Cardiovascular disease (CVD) is the leading cause of death in Europe and costs the economy nearly
€ 200 billion each year. Consequently, there is an urgent need for reliable diagnostic tests which identify patients at risk of CVD, so they can be given the appropriate treatment at an earlier stage, increasing their chance of survival and reducing the cost burden of administering unnecessary treatment. Perfusion, the flow of blood and hence oxygen, is essential to the functioning of the heart, and reduced perfusion, or ischemia, is an early marker of CVD. Accurately measuring perfusion can indicate areas with inadequate blood supply, and therefore patients at risk.
However, the current ‘gold standard’ for accurately quantifying cardiac perfusion is through invasive measurements with catheters which is both costly and has undesirable side-effects. There are non-invasive medical imaging modalities, such as Positron Emission Tomography (PET), Magnetic Resonance Imaging (MRI) and Computed tomography (CT), from which a perfusion measurement can be determined. From the image acquired, a cardiac perfusion map is derived which is used to make clinical decisions. The results can vary significantly between imaging techniques and indeed within the same imaging technique applied at different centres. In addition it can take years of experience to accurately diagnose a patient based on a perfusion map as it is hard to detect small changes in blood flow visually.

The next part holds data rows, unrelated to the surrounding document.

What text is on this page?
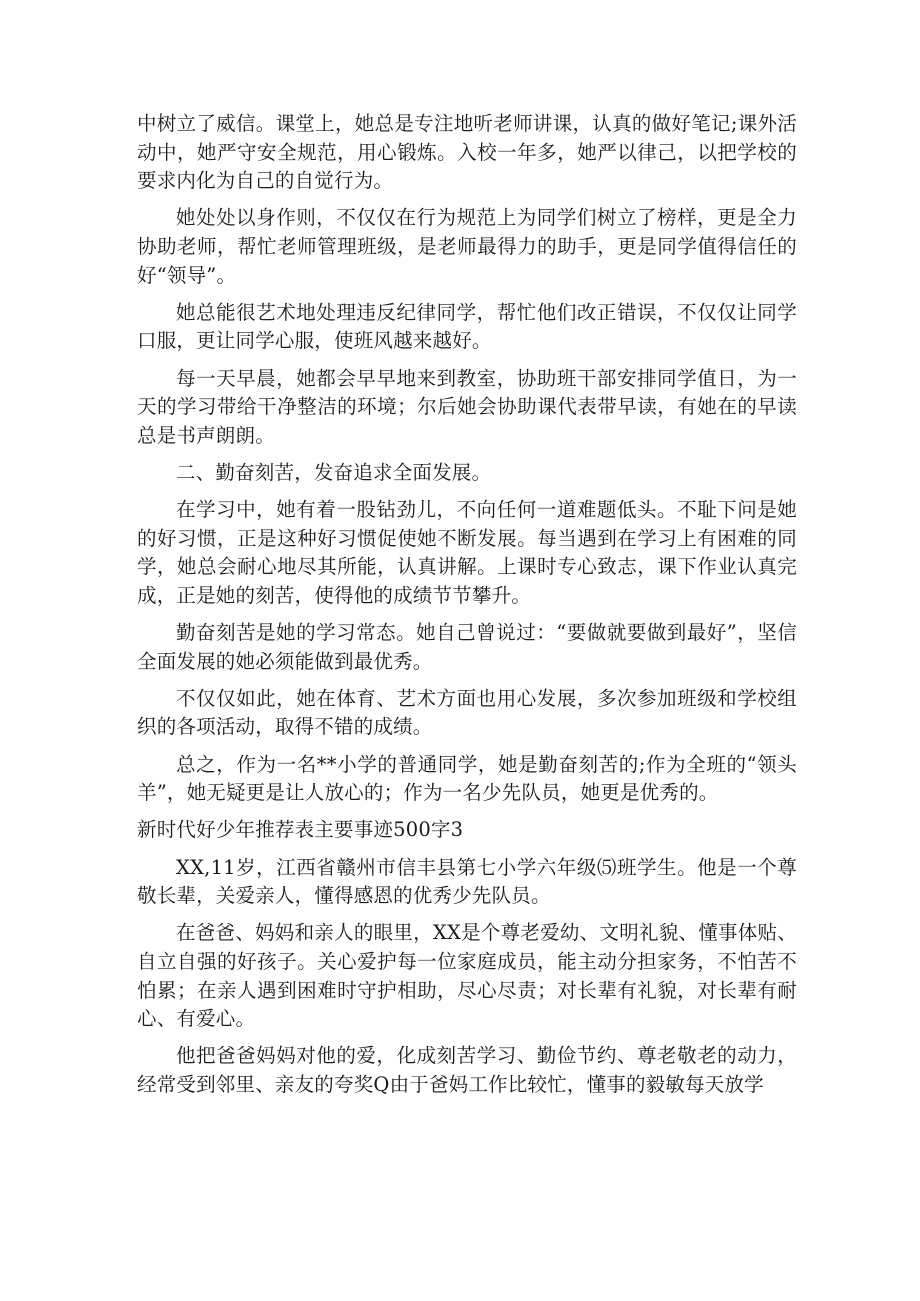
中树立了威信。课堂上，她总是专注地听老师讲课，认真的做好笔记;课外活动中，她严守安全规范，用心锻炼。入校一年多，她严以律己，以把学校的要求内化为自己的自觉行为。

她处处以身作则，不仅仅在行为规范上为同学们树立了榜样，更是全力协助老师，帮忙老师管理班级，是老师最得力的助手，更是同学值得信任的好“领导”。

她总能很艺术地处理违反纪律同学，帮忙他们改正错误，不仅仅让同学口服，更让同学心服，使班风越来越好。

每一天早晨，她都会早早地来到教室，协助班干部安排同学值日，为一天的学习带给干净整洁的环境；尔后她会协助课代表带早读，有她在的早读总是书声朗朗。

二、勤奋刻苦，发奋追求全面发展。

在学习中，她有着一股钻劲儿，不向任何一道难题低头。不耻下问是她的好习惯，正是这种好习惯促使她不断发展。每当遇到在学习上有困难的同学，她总会耐心地尽其所能，认真讲解。上课时专心致志，课下作业认真完成，正是她的刻苦，使得他的成绩节节攀升。

勤奋刻苦是她的学习常态。她自己曾说过：“要做就要做到最好”，坚信全面发展的她必须能做到最优秀。

不仅仅如此，她在体育、艺术方面也用心发展，多次参加班级和学校组织的各项活动，取得不错的成绩。

总之，作为一名**小学的普通同学，她是勤奋刻苦的;作为全班的“领头羊”，她无疑更是让人放心的；作为一名少先队员，她更是优秀的。

新时代好少年推荐表主要事迹500字3

XX,11岁，江西省赣州市信丰县第七小学六年级⑸班学生。他是一个尊敬长辈，关爱亲人，懂得感恩的优秀少先队员。

在爸爸、妈妈和亲人的眼里，XX是个尊老爱幼、文明礼貌、懂事体贴、自立自强的好孩子。关心爱护每一位家庭成员，能主动分担家务，不怕苦不怕累；在亲人遇到困难时守护相助，尽心尽责；对长辈有礼貌，对长辈有耐心、有爱心。

他把爸爸妈妈对他的爱，化成刻苦学习、勤俭节约、尊老敬老的动力，经常受到邻里、亲友的夸奖Q由于爸妈工作比较忙，懂事的毅敏每天放学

The EMPIR project Perfusimaging (15HLT05) developed physical standards and data analysis tools, applicable to a range of imaging modalities to support traceability and reliability of clinical data. NPL led the part of the project on data analysis and uncertainty quantification, which included developing a method to classify patients into diseased or not-diseased groups accounting for uncertainty associated with perfusion measurements. Accounting for measurement uncertainty can help make clinical decisions with more confidence, especially in the case of borderline patients where the diagnosis is not clear, and to quantify the risk associated with the misdiagnosis of a patient.
There are a number of steps involved in generating a perfusion map – from patient preparation to data analysis – each associated with potential sources of uncertainty. Information about the uncertainties associated with perfusion measurements is not usually taken into account when patients are diagnosed, which can be detrimental to the decision-making process. Using uncertainty information can help to quantify the risk of misdiagnosis of patients, especially in borderline cases. If the risk is found to be high, a clinician can then order further tests rather than relying on a single measured value of blood perfusion where the uncertainty is unquantified.
A risk-based decision-making framework was developed which looked at the extent of myocardial perfusion defects and reflected the uncertainty in the myocardial perfusion values. By combining patient data and expert insights, this framework could:
- Help less experienced clinicians make better decisions regarding patient health
- Serve as a starting point for further clinical investigation
- Be used as a screening to categorise patients so that the most severe cases can be prioritised on the clinical list
Working with senior scientists and clinicians, a decision-making framework based on the general principles of conformity assessment was developed. It was used to classify patients as diseased or not diseased with a level of confidence reflecting the measurement uncertainty associated with the perfusion measurements. If a decision is considered to be high risk or inconclusive, a clinician can then order further tests to support and improve the diagnosis of the patient.
The decision-making framework was applied to clinical data from patients participating in a cardiac PET perfusion study at the Turku PET Centre in Finland, as a first step towards applying metrology practices to improve confidence in clinical decision making.